KATA
PENGANTAR
Assalamu alaikum wr.
wb.
Alhamdulillah,
puji dan syukur terpanjatkan kepada Allah SWT Rabb semesta alam. Shalawat serta
salam semoga tercurah kepada Nabiullah Muhammad SAW, keluarga, sahabat serta
pengikut-pengikutnya ilaahi yaumiddin.
Sebagai muslim
kita diwariskan oleh Baginda Rasulullah SAW 2 wasiat, yakni Kitabullah Al
Qur’anul Karim dan Sunnah Rasulullah. Al Qur’an adalah kumpulan firman Allah
yang diturunkan melalui malaikat Jibril kepada Rasulullah untuk dijadikan
pedoman hidup dan dasar hukum bagi seluruh umat.
Namun Al Qur’an
bukanlah sekedar kitab biasa, ia memiliki banyak seluk beluk dan sejarah yang
tidak bisa diacuhkan begitu saja. Ada banyak hal yang mesti dipelajari agar
dapat meningkatkan pengetahuan dan rasa cinta kita tentang Kitabullah ini. Hal
inilah yang akan coba kami jelaskan secara sederhana agar kita dapat menemukan
sedikit bayangan tentang hal ini.
Harapan kami
semoga makalah ini dapat bermanfaat bagi semua. Dan segala kekurangan yang ada
didalamnya, diharapkan kritik dan saran dari saudara-saudara sekalian agar
menjadi koreksi dan perbaikan bagi karya-karya berikutnya. Terima kasih.
Wassalam
Penyusun
BAB
I
PENDAHULUAN
A. Latar
Belakang
Allah menjadikan sesuatu melalui sebab musabab dan menurut
suatu ukuran. Tidak seorang pun lahir dan melihat cahaya kehidupan tanpa melaui
sebab musabab dan berbagai tahap perkembangan. Tidak sesuatupun terjadi dalam
wujud ini kecuali setelah melewati pendahuluan dan perencanaan. Begitu juga
perubahan pada cakrawala pemikiran manusia terjadi setelah melalui persiapan
dan pengarahan. Itulah sunnatullah (hukum Allah) yang berlaku bagi semua
ciptaan-Nya.
Tidak ada bukti yang menyingkap kebenaran sunnatullah itu
selain sejarah, demikian pula penerapannya dalam kehidupan. Seorang sejarahawan
yang berpandangan tajam dan cermat mengambil kesimpulan. Dia tidak akan sampai
kepada fakta sejarah jika tidak mengetahui sebab musabab yang mendorong
terjadinya peristiwa.
Al-Qur’an diturunkan untuk memberikan
petunjuk kepada manusia kearah tujuan yang terang dan jalan yang lurus dengan
menegakkan asas kehidupan yang didasarkan pada keimanan kepada Allah dan
risalah-Nya. Juga memberitahukan hal yang telah lalu, kejadian-kejadian yang
sekarang serta berita-berita yang akan datang.
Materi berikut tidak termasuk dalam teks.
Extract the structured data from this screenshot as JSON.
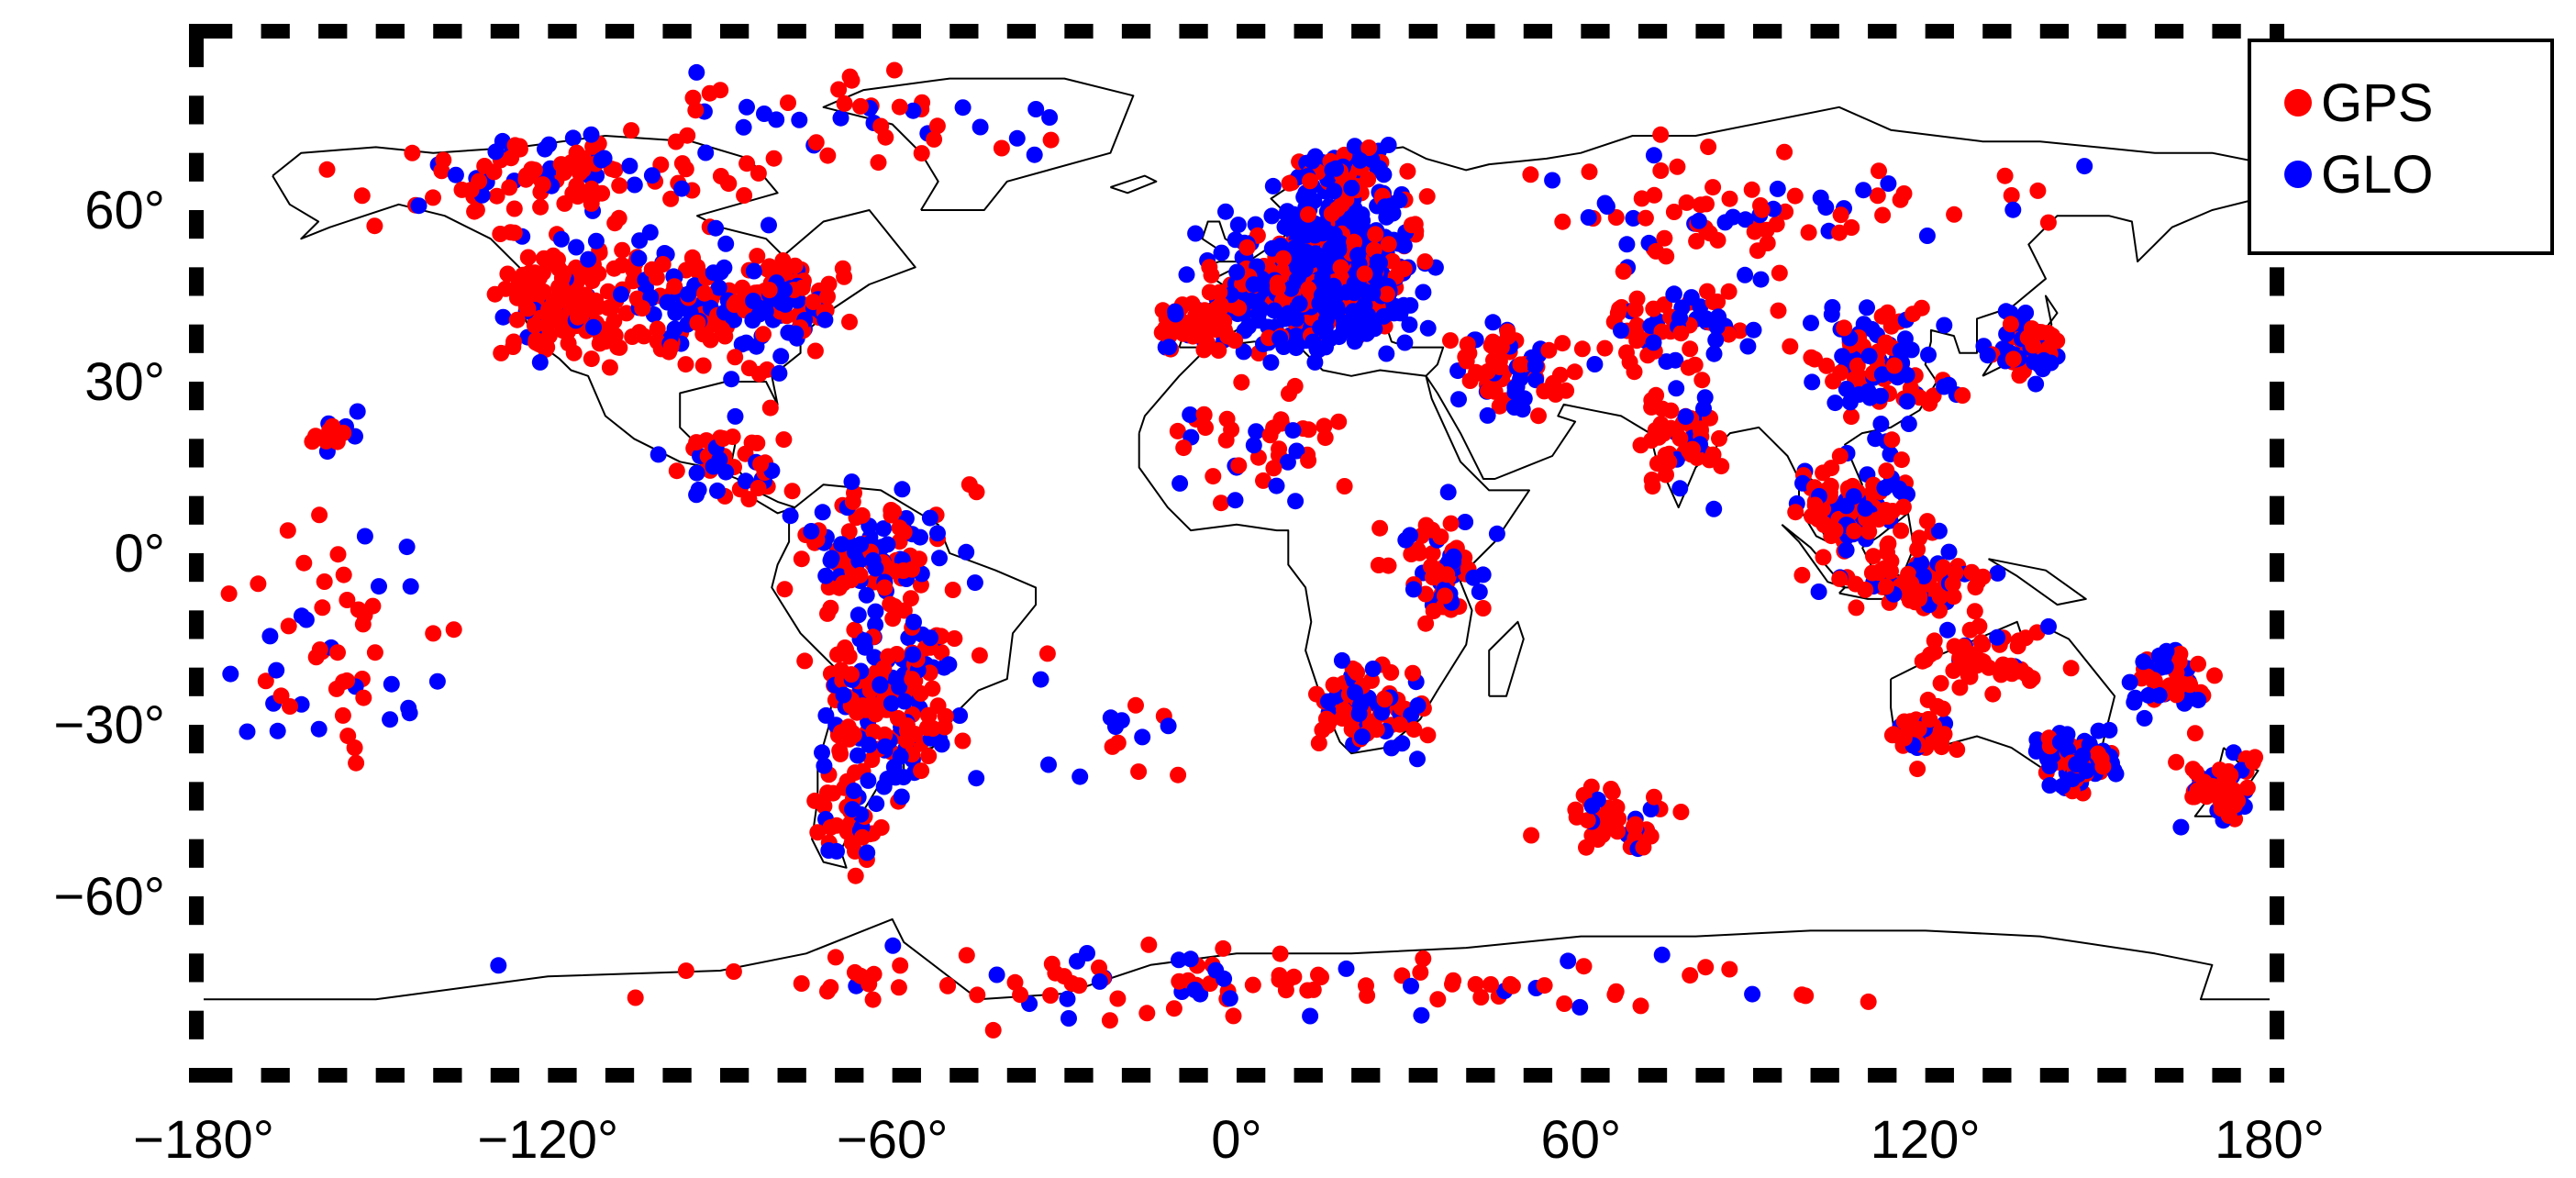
{
  "map": {
    "projection": "equirectangular",
    "lon_range": [
      -180,
      180
    ],
    "lat_range": [
      -90,
      90
    ],
    "frame_style": "alternating black-white checkered border",
    "coastline": "thin black outline of continents"
  },
  "axes": {
    "x_ticks": [
      {
        "value": -180,
        "label": "−180"
      },
      {
        "value": -120,
        "label": "−120"
      },
      {
        "value": -60,
        "label": "−60"
      },
      {
        "value": 0,
        "label": "0"
      },
      {
        "value": 60,
        "label": "60"
      },
      {
        "value": 120,
        "label": "120"
      },
      {
        "value": 180,
        "label": "180"
      }
    ],
    "y_ticks": [
      {
        "value": 60,
        "label": "60"
      },
      {
        "value": 30,
        "label": "30"
      },
      {
        "value": 0,
        "label": "0"
      },
      {
        "value": -30,
        "label": "−30"
      },
      {
        "value": -60,
        "label": "−60"
      }
    ],
    "degree_symbol": "°"
  },
  "legend": {
    "placement": "top-right",
    "entries": [
      {
        "label": "GPS",
        "color": "#ff0000"
      },
      {
        "label": "GLO",
        "color": "#0000ff"
      }
    ]
  },
  "colors": {
    "gps": "#ff0000",
    "glo": "#0000ff",
    "coast": "#000000"
  },
  "clusters": [
    {
      "id": "north-america-west",
      "lon": -118,
      "lat": 44,
      "slon": 9,
      "slat": 9,
      "n": 130,
      "gps_frac": 0.85
    },
    {
      "id": "north-america-central",
      "lon": -95,
      "lat": 44,
      "slon": 14,
      "slat": 10,
      "n": 120,
      "gps_frac": 0.6
    },
    {
      "id": "north-america-east",
      "lon": -78,
      "lat": 44,
      "slon": 8,
      "slat": 7,
      "n": 80,
      "gps_frac": 0.55
    },
    {
      "id": "canada-alaska",
      "lon": -115,
      "lat": 65,
      "slon": 28,
      "slat": 8,
      "n": 110,
      "gps_frac": 0.75
    },
    {
      "id": "greenland-arctic",
      "lon": -65,
      "lat": 76,
      "slon": 25,
      "slat": 6,
      "n": 45,
      "gps_frac": 0.6
    },
    {
      "id": "central-america",
      "lon": -88,
      "lat": 15,
      "slon": 10,
      "slat": 7,
      "n": 45,
      "gps_frac": 0.6
    },
    {
      "id": "south-america-north",
      "lon": -62,
      "lat": 0,
      "slon": 12,
      "slat": 9,
      "n": 100,
      "gps_frac": 0.5
    },
    {
      "id": "south-america-south",
      "lon": -60,
      "lat": -25,
      "slon": 10,
      "slat": 12,
      "n": 170,
      "gps_frac": 0.5
    },
    {
      "id": "patagonia",
      "lon": -68,
      "lat": -47,
      "slon": 5,
      "slat": 7,
      "n": 45,
      "gps_frac": 0.55
    },
    {
      "id": "europe-core",
      "lon": 14,
      "lat": 48,
      "slon": 13,
      "slat": 9,
      "n": 620,
      "gps_frac": 0.2
    },
    {
      "id": "iberia",
      "lon": -8,
      "lat": 40,
      "slon": 5,
      "slat": 4,
      "n": 60,
      "gps_frac": 0.8
    },
    {
      "id": "scandinavia",
      "lon": 18,
      "lat": 64,
      "slon": 9,
      "slat": 6,
      "n": 90,
      "gps_frac": 0.3
    },
    {
      "id": "africa-north",
      "lon": 5,
      "lat": 20,
      "slon": 15,
      "slat": 8,
      "n": 45,
      "gps_frac": 0.6
    },
    {
      "id": "africa-east",
      "lon": 36,
      "lat": -2,
      "slon": 7,
      "slat": 9,
      "n": 70,
      "gps_frac": 0.5
    },
    {
      "id": "africa-south",
      "lon": 24,
      "lat": -27,
      "slon": 8,
      "slat": 6,
      "n": 85,
      "gps_frac": 0.7
    },
    {
      "id": "middle-east",
      "lon": 48,
      "lat": 32,
      "slon": 10,
      "slat": 6,
      "n": 70,
      "gps_frac": 0.6
    },
    {
      "id": "russia-siberia",
      "lon": 90,
      "lat": 60,
      "slon": 35,
      "slat": 8,
      "n": 80,
      "gps_frac": 0.7
    },
    {
      "id": "central-asia",
      "lon": 78,
      "lat": 40,
      "slon": 12,
      "slat": 7,
      "n": 70,
      "gps_frac": 0.6
    },
    {
      "id": "india",
      "lon": 78,
      "lat": 20,
      "slon": 6,
      "slat": 8,
      "n": 55,
      "gps_frac": 0.7
    },
    {
      "id": "china",
      "lon": 112,
      "lat": 33,
      "slon": 10,
      "slat": 9,
      "n": 100,
      "gps_frac": 0.55
    },
    {
      "id": "japan",
      "lon": 137,
      "lat": 36,
      "slon": 5,
      "slat": 5,
      "n": 60,
      "gps_frac": 0.4
    },
    {
      "id": "southeast-asia",
      "lon": 108,
      "lat": 8,
      "slon": 9,
      "slat": 6,
      "n": 110,
      "gps_frac": 0.6
    },
    {
      "id": "indonesia",
      "lon": 118,
      "lat": -5,
      "slon": 11,
      "slat": 4,
      "n": 80,
      "gps_frac": 0.75
    },
    {
      "id": "australia-north",
      "lon": 130,
      "lat": -18,
      "slon": 10,
      "slat": 5,
      "n": 50,
      "gps_frac": 0.8
    },
    {
      "id": "australia-west",
      "lon": 120,
      "lat": -32,
      "slon": 5,
      "slat": 4,
      "n": 40,
      "gps_frac": 0.85
    },
    {
      "id": "australia-southeast",
      "lon": 146,
      "lat": -36,
      "slon": 5,
      "slat": 4,
      "n": 110,
      "gps_frac": 0.45
    },
    {
      "id": "new-zealand",
      "lon": 172,
      "lat": -41,
      "slon": 5,
      "slat": 5,
      "n": 55,
      "gps_frac": 0.8
    },
    {
      "id": "pacific-east",
      "lon": 163,
      "lat": -23,
      "slon": 6,
      "slat": 5,
      "n": 50,
      "gps_frac": 0.4
    },
    {
      "id": "pacific-west-islands",
      "lon": -158,
      "lat": -15,
      "slon": 15,
      "slat": 18,
      "n": 55,
      "gps_frac": 0.6
    },
    {
      "id": "hawaii",
      "lon": -157,
      "lat": 21,
      "slon": 4,
      "slat": 3,
      "n": 15,
      "gps_frac": 0.7
    },
    {
      "id": "south-atlantic",
      "lon": -20,
      "lat": -30,
      "slon": 10,
      "slat": 15,
      "n": 15,
      "gps_frac": 0.6
    },
    {
      "id": "indian-ocean-south",
      "lon": 68,
      "lat": -47,
      "slon": 10,
      "slat": 5,
      "n": 40,
      "gps_frac": 0.85
    },
    {
      "id": "antarctica",
      "lon": 0,
      "lat": -75,
      "slon": 90,
      "slat": 5,
      "n": 110,
      "gps_frac": 0.6
    }
  ]
}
Sebagian besar al-Qur’an pada mulanya
diturunkan untuk tujuan umum ini, tetapi kehidupan para sahabat bersama bersama Rasulullah
telah menyaksikan banyak peistiwa sejarah, bahkan kadang terjadi di antara
mereka peristiwa khusus yang memerlukan penjelasan hukum Allah atau masih kabur
bagi mereka. Kemudian mereka bertanya kepada Rasulullah saw untuk mengetahui
hukum Islam mengenai hal itu. Maka al-Qur’an turun untuk peristiwa khusus tadi
atau pertanyaan yang muncul itu. Hal inilah yang disebut dengan asbabun nuzul.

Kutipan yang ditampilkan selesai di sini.